Integrative Physiology

First Advisor

Christopher Lowry

Second Advisor

Alena Grabowski

Third Advisor

Randolf DiDomenico

Fourth Advisor

Thomas LaRocca

Abstract

Disorders associated with inflammation, including allergy and allergic asthma, are increasing in modern urban societies. The hygiene, or “Old Friends,” hypothesis attributes this escalation to the decreased exposure to immunoregulatory microorganisms. Evidence suggests that inflammation is also a risk factor for trauma- and stressor-related disorders including posttraumatic stress disorder (PTSD). PTSD can be characterized by exaggerated fear and startle and the inability to extinguish fear. Mycobacterium vaccae is a microorganism found in the soil that has immunoregulatory and anti-inflammatory properties; recent studies suggest that M. vaccae enhances fear extinction in rodent models, potentially through actions on brain serotonergic systems.
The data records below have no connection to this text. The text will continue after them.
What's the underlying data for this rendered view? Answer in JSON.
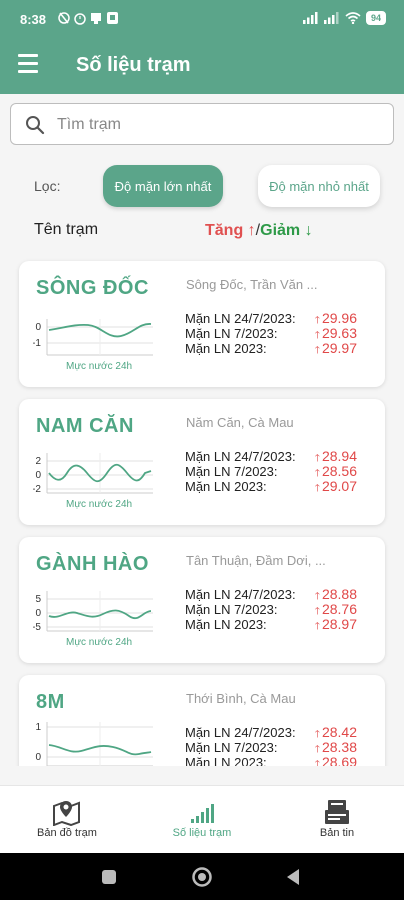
{
  "status": {
    "time": "8:38",
    "battery": "94"
  },
  "header": {
    "title": "Số liệu trạm"
  },
  "search": {
    "placeholder": "Tìm trạm"
  },
  "filter": {
    "label": "Lọc:",
    "max_label": "Độ mặn lớn nhất",
    "min_label": "Độ mặn nhỏ nhất"
  },
  "list_header": {
    "name_label": "Tên trạm",
    "up_label": "Tăng ↑",
    "sep": "/",
    "down_label": "Giảm ↓"
  },
  "stations": [
    {
      "name": "SÔNG ĐỐC",
      "location": "Sông Đốc, Trần Văn ...",
      "chart_caption": "Mực nước 24h",
      "y_ticks": [
        "0",
        "-1"
      ],
      "metrics": [
        {
          "label": "Mặn LN 24/7/2023:",
          "value": "29.96"
        },
        {
          "label": "Mặn LN 7/2023:",
          "value": "29.63"
        },
        {
          "label": "Mặn LN 2023:",
          "value": "29.97"
        }
      ]
    },
    {
      "name": "NAM CĂN",
      "location": "Năm Căn, Cà Mau",
      "chart_caption": "Mực nước 24h",
      "y_ticks": [
        "2",
        "0",
        "-2"
      ],
      "metrics": [
        {
          "label": "Mặn LN 24/7/2023:",
          "value": "28.94"
        },
        {
          "label": "Mặn LN 7/2023:",
          "value": "28.56"
        },
        {
          "label": "Mặn LN 2023:",
          "value": "29.07"
        }
      ]
    },
    {
      "name": "GÀNH HÀO",
      "location": "Tân Thuận, Đầm Dơi, ...",
      "chart_caption": "Mực nước 24h",
      "y_ticks": [
        "5",
        "0",
        "-5"
      ],
      "metrics": [
        {
          "label": "Mặn LN 24/7/2023:",
          "value": "28.88"
        },
        {
          "label": "Mặn LN 7/2023:",
          "value": "28.76"
        },
        {
          "label": "Mặn LN 2023:",
          "value": "28.97"
        }
      ]
    },
    {
      "name": "8M",
      "location": "Thới Bình, Cà Mau",
      "chart_caption": "",
      "y_ticks": [
        "1",
        "0"
      ],
      "metrics": [
        {
          "label": "Mặn LN 24/7/2023:",
          "value": "28.42"
        },
        {
          "label": "Mặn LN 7/2023:",
          "value": "28.38"
        },
        {
          "label": "Mặn LN 2023:",
          "value": "28.69"
        }
      ]
    }
  ],
  "bottom_nav": [
    {
      "label": "Bản đồ trạm",
      "icon": "map-marker-icon"
    },
    {
      "label": "Số liệu trạm",
      "icon": "signal-bars-icon"
    },
    {
      "label": "Bản tin",
      "icon": "newspaper-icon"
    }
  ],
  "colors": {
    "primary": "#5ba58a",
    "increase": "#e05050",
    "decrease": "#2e9a48"
  }
}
The current study determined the effects of preimmunization with M. vaccae, or vehicle, on rats subsequently exposed to the fear-potentiated startle paradigm, when compared to home cage control rats. Immunization with M. vaccae enhanced between-session and within-session fear extinction. Changes in expression of htr1a mRNA were observed in this study, namely in the dorsomedial, rostral, and caudal parts of the dorsal raphe nucleus (DRN). These data are consistent with the hypothesis that M. vaccae may play a useful role in the prevention of disorders related to fear and serotonergic dysregulation.